Sunday 07 September 2008

Observations: Uncensored Iran

Independent.co.uk

Theatre directors love to talk about pushing boundaries but, in Iran, where the boundaries are more strictly drawn than in most places, the phrase takes on a whole new meaning. "Happily, the artists are often cleverer than the censors," says Graham Sheffield, the Barbican's artistic director, who, along with head of theatre Louise Jeffreys, has trawled Tehran's International Theatre Festival over the last five years for the pick of the country's artists. In November, they present Iran: New Voices, a season of theatre, film and talks, including a Farsi-language Daedalus and Icarus with a Beckettian twist, and a one-woman show, in which the writer and photographer Haleh Anvari shoots down clichés about her life as an Iranian woman.

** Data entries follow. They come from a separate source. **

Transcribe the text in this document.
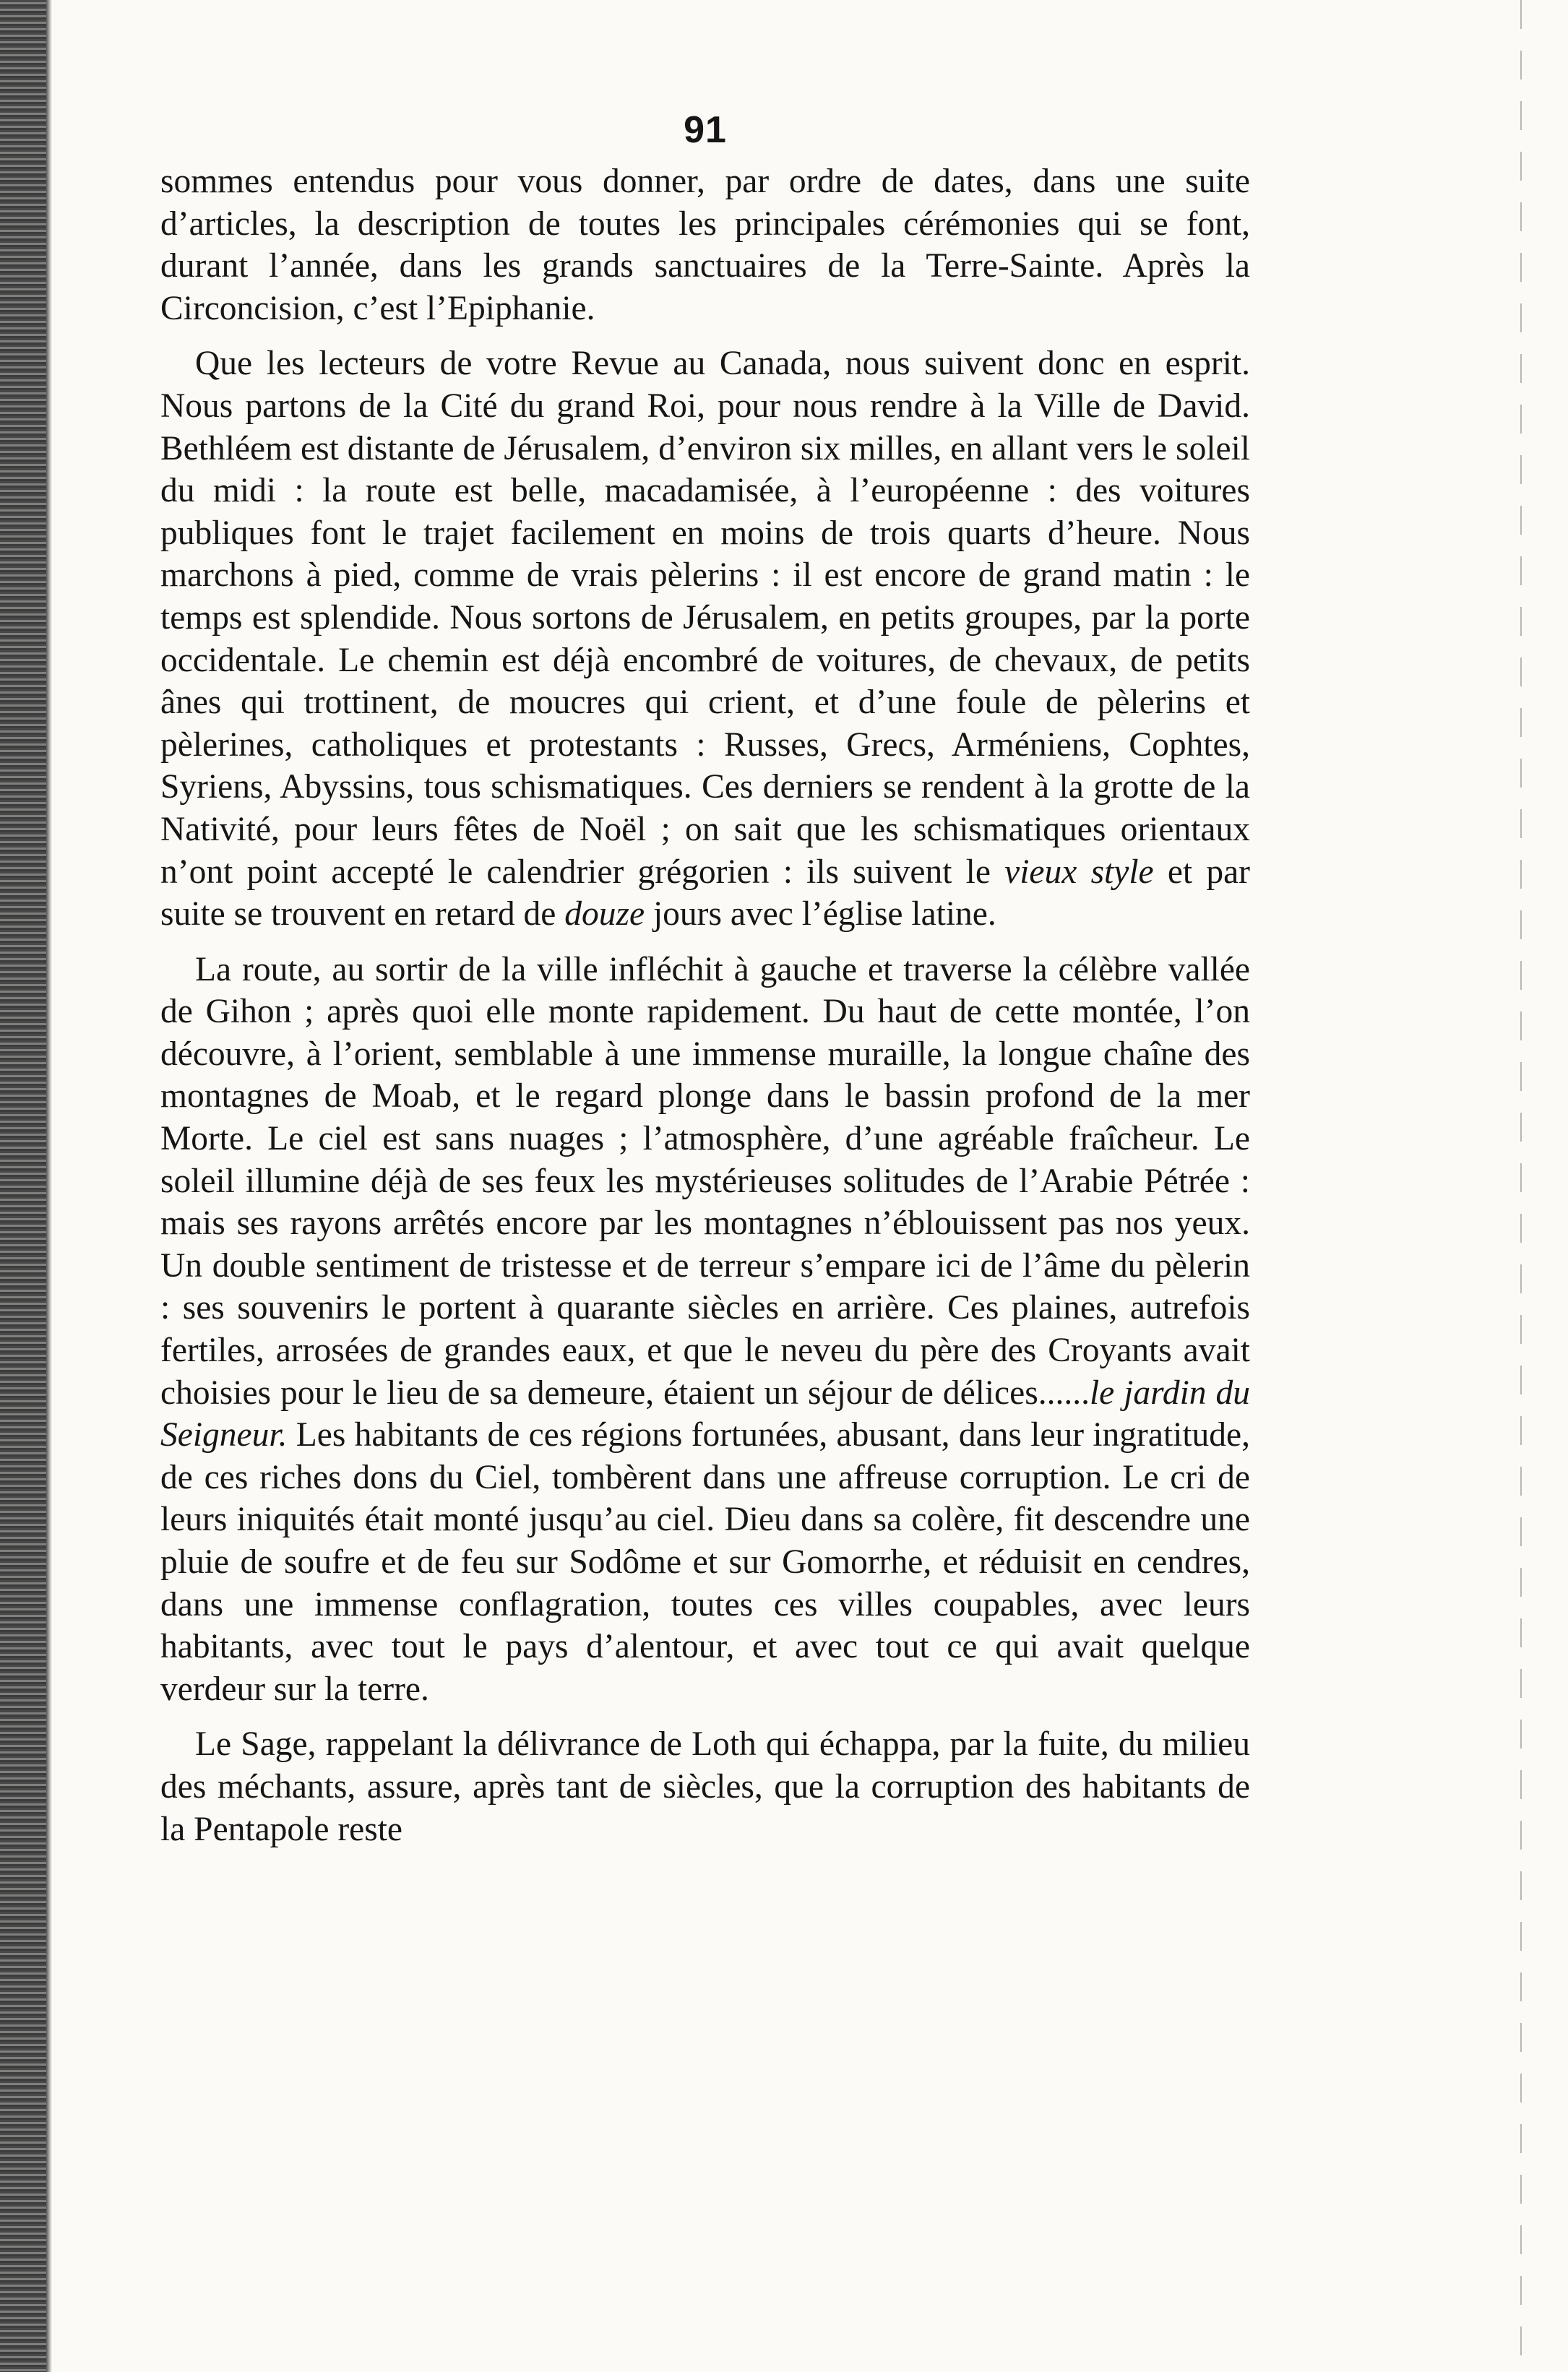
91

sommes entendus pour vous donner, par ordre de dates, dans une suite d’articles, la description de toutes les principales cérémonies qui se font, durant l’année, dans les grands sanctuaires de la Terre-Sainte. Après la Circoncision, c’est l’Epiphanie.

Que les lecteurs de votre Revue au Canada, nous suivent donc en esprit. Nous partons de la Cité du grand Roi, pour nous rendre à la Ville de David. Bethléem est distante de Jérusalem, d’environ six milles, en allant vers le soleil du midi : la route est belle, macadamisée, à l’européenne : des voitures publiques font le trajet facilement en moins de trois quarts d’heure. Nous marchons à pied, comme de vrais pèlerins : il est encore de grand matin : le temps est splendide. Nous sortons de Jérusalem, en petits groupes, par la porte occidentale. Le chemin est déjà encombré de voitures, de chevaux, de petits ânes qui trottinent, de moucres qui crient, et d’une foule de pèlerins et pèlerines, catholiques et protestants : Russes, Grecs, Arméniens, Cophtes, Syriens, Abyssins, tous schismatiques. Ces derniers se rendent à la grotte de la Nativité, pour leurs fêtes de Noël ; on sait que les schismatiques orientaux n’ont point accepté le calendrier grégorien : ils suivent le vieux style et par suite se trouvent en retard de douze jours avec l’église latine.

La route, au sortir de la ville infléchit à gauche et traverse la célèbre vallée de Gihon ; après quoi elle monte rapidement. Du haut de cette montée, l’on découvre, à l’orient, semblable à une immense muraille, la longue chaîne des montagnes de Moab, et le regard plonge dans le bassin profond de la mer Morte. Le ciel est sans nuages ; l’atmosphère, d’une agréable fraîcheur. Le soleil illumine déjà de ses feux les mystérieuses solitudes de l’Arabie Pétrée : mais ses rayons arrêtés encore par les montagnes n’éblouissent pas nos yeux. Un double sentiment de tristesse et de terreur s’empare ici de l’âme du pèlerin : ses souvenirs le portent à quarante siècles en arrière. Ces plaines, autrefois fertiles, arrosées de grandes eaux, et que le neveu du père des Croyants avait choisies pour le lieu de sa demeure, étaient un séjour de délices......le jardin du Seigneur. Les habitants de ces régions fortunées, abusant, dans leur ingratitude, de ces riches dons du Ciel, tombèrent dans une affreuse corruption. Le cri de leurs iniquités était monté jusqu’au ciel. Dieu dans sa colère, fit descendre une pluie de soufre et de feu sur Sodôme et sur Gomorrhe, et réduisit en cendres, dans une immense conflagration, toutes ces villes coupables, avec leurs habitants, avec tout le pays d’alentour, et avec tout ce qui avait quelque verdeur sur la terre.

Le Sage, rappelant la délivrance de Loth qui échappa, par la fuite, du milieu des méchants, assure, après tant de siècles, que la corruption des habitants de la Pentapole reste
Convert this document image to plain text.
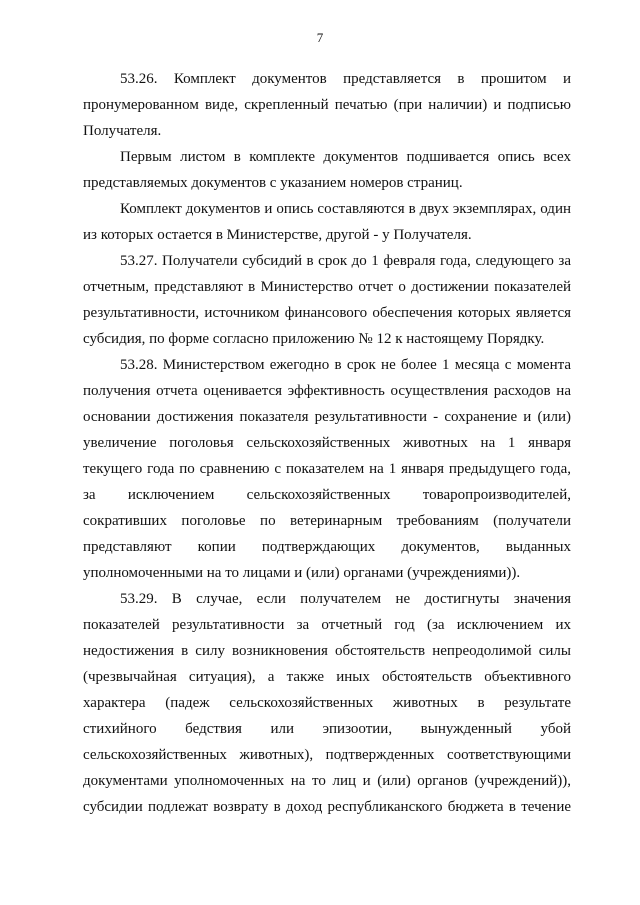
7

53.26. Комплект документов представляется в прошитом и
пронумерованном виде, скрепленный печатью (при наличии) и подписью
Получателя.

Первым листом в комплекте документов подшивается опись всех
представляемых документов с указанием номеров страниц.

Комплект документов и опись составляются в двух экземплярах, один
из которых остается в Министерстве, другой - у Получателя.

53.27. Получатели субсидий в срок до 1 февраля года, следующего за
отчетным, представляют в Министерство отчет о достижении показателей
результативности, источником финансового обеспечения которых является
субсидия, по форме согласно приложению № 12 к настоящему Порядку.

53.28. Министерством ежегодно в срок не более 1 месяца с момента
получения отчета оценивается эффективность осуществления расходов на
основании достижения показателя результативности - сохранение и (или)
увеличение поголовья сельскохозяйственных животных на 1 января
текущего года по сравнению с показателем на 1 января предыдущего года,
за исключением сельскохозяйственных товаропроизводителей,
сокративших поголовье по ветеринарным требованиям (получатели
представляют копии подтверждающих документов, выданных
уполномоченными на то лицами и (или) органами (учреждениями)).

53.29. В случае, если получателем не достигнуты значения
показателей результативности за отчетный год (за исключением их
недостижения в силу возникновения обстоятельств непреодолимой силы
(чрезвычайная ситуация), а также иных обстоятельств объективного
характера (падеж сельскохозяйственных животных в результате
стихийного бедствия или эпизоотии, вынужденный убой
сельскохозяйственных животных), подтвержденных соответствующими
документами уполномоченных на то лиц и (или) органов (учреждений)),
субсидии подлежат возврату в доход республиканского бюджета в течение
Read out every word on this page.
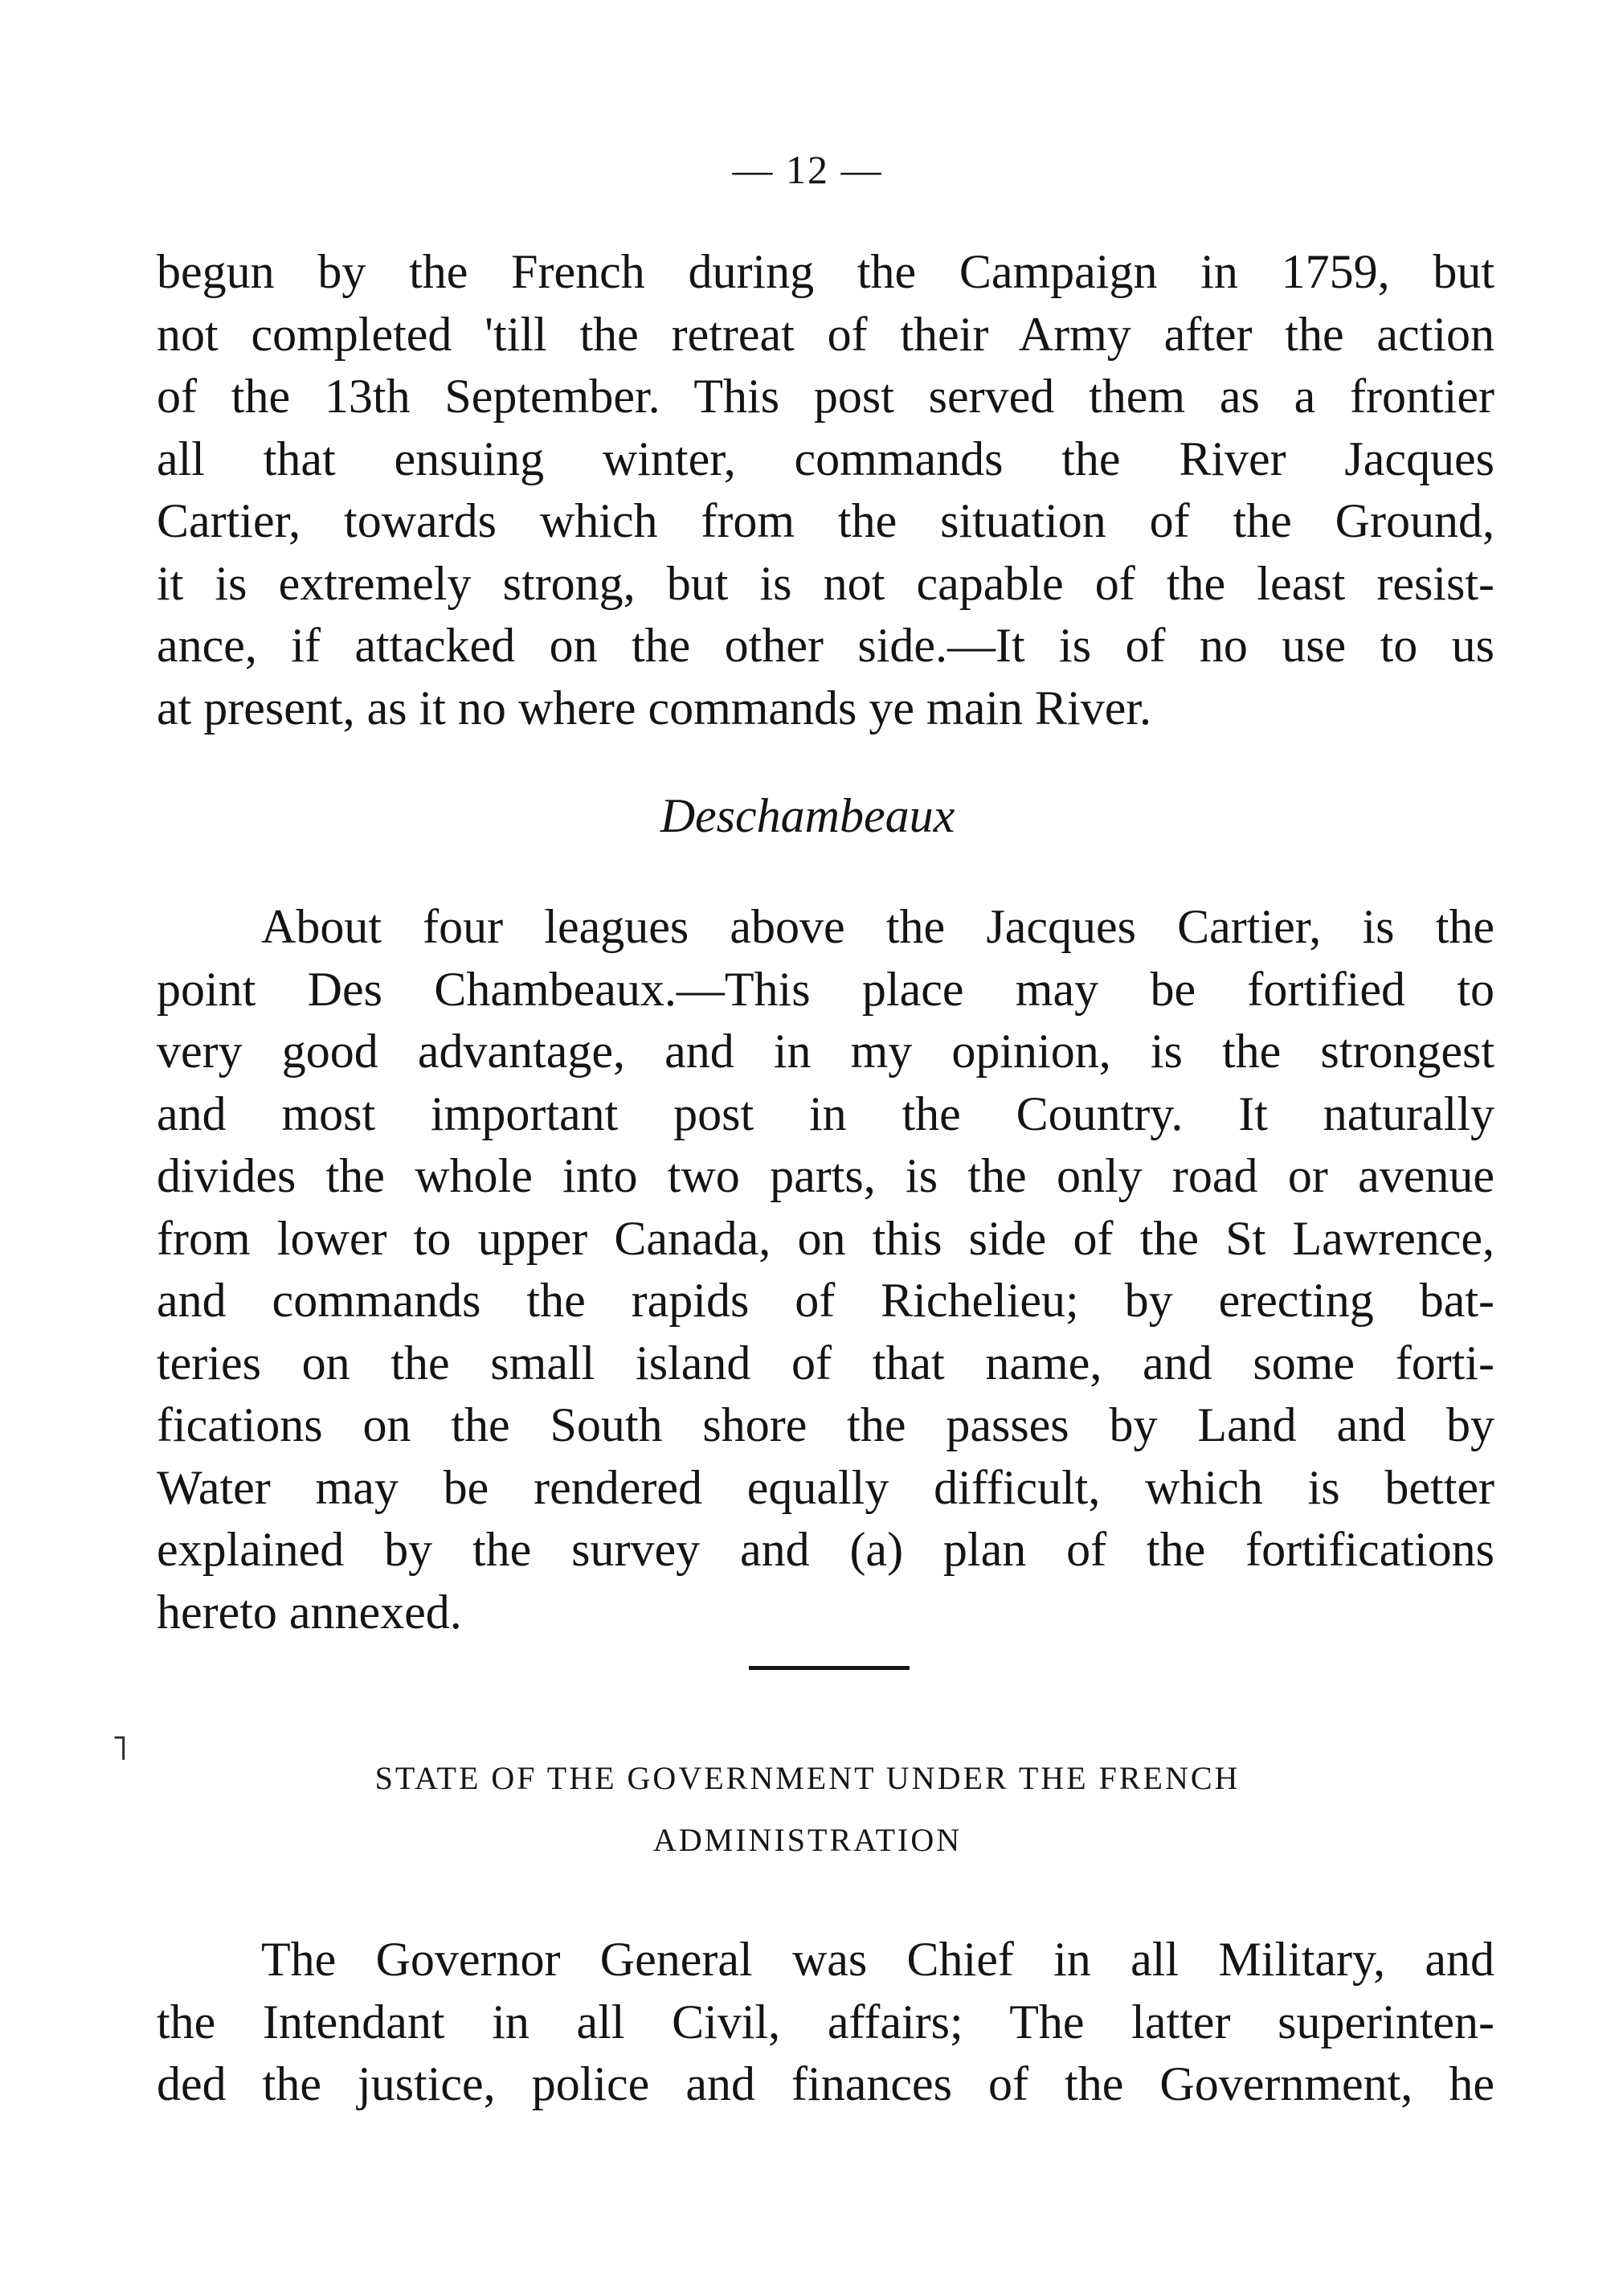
— 12 —
begun by the French during the Campaign in 1759, but
not completed 'till the retreat of their Army after the action
of the 13th September. This post served them as a frontier
all that ensuing winter, commands the River Jacques
Cartier, towards which from the situation of the Ground,
it is extremely strong, but is not capable of the least resist-
ance, if attacked on the other side.—It is of no use to us
at present, as it no where commands ye main River.
Deschambeaux
About four leagues above the Jacques Cartier, is the
point Des Chambeaux.—This place may be fortified to
very good advantage, and in my opinion, is the strongest
and most important post in the Country. It naturally
divides the whole into two parts, is the only road or avenue
from lower to upper Canada, on this side of the St Lawrence,
and commands the rapids of Richelieu; by erecting bat-
teries on the small island of that name, and some forti-
fications on the South shore the passes by Land and by
Water may be rendered equally difficult, which is better
explained by the survey and (a) plan of the fortifications
hereto annexed.
˥
STATE OF THE GOVERNMENT UNDER THE FRENCH
ADMINISTRATION
The Governor General was Chief in all Military, and
the Intendant in all Civil, affairs; The latter superinten-
ded the justice, police and finances of the Government, he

This year the volatile authorities in Tehran clamped down on the festival, cancelling several shows at the last minute and forcing others to adapt. But the performers have become adept at skirting around censorship, either silently mouthing the words that they are forbidden to say out loud on stage or using surtitles for the offending lines.

As for other boundaries, it is only in the last 13 years that mixed sex dramas have been permitted in Iranian theatres. Actresses must still wear the hijab and modest clothing at all times on stage and are not allowed to make any physical contact with their male counterparts. In the stalls though, it's an entirely different matter.

In Tehran, a night at the theatre is the top choice for young couples on dates. "The theatre is one of the few public places where men and women can sit together without attracting the wrath of the mullahs," says Sheffield. "And obviously it's in the dark which makes it rather attractive to potential lovers."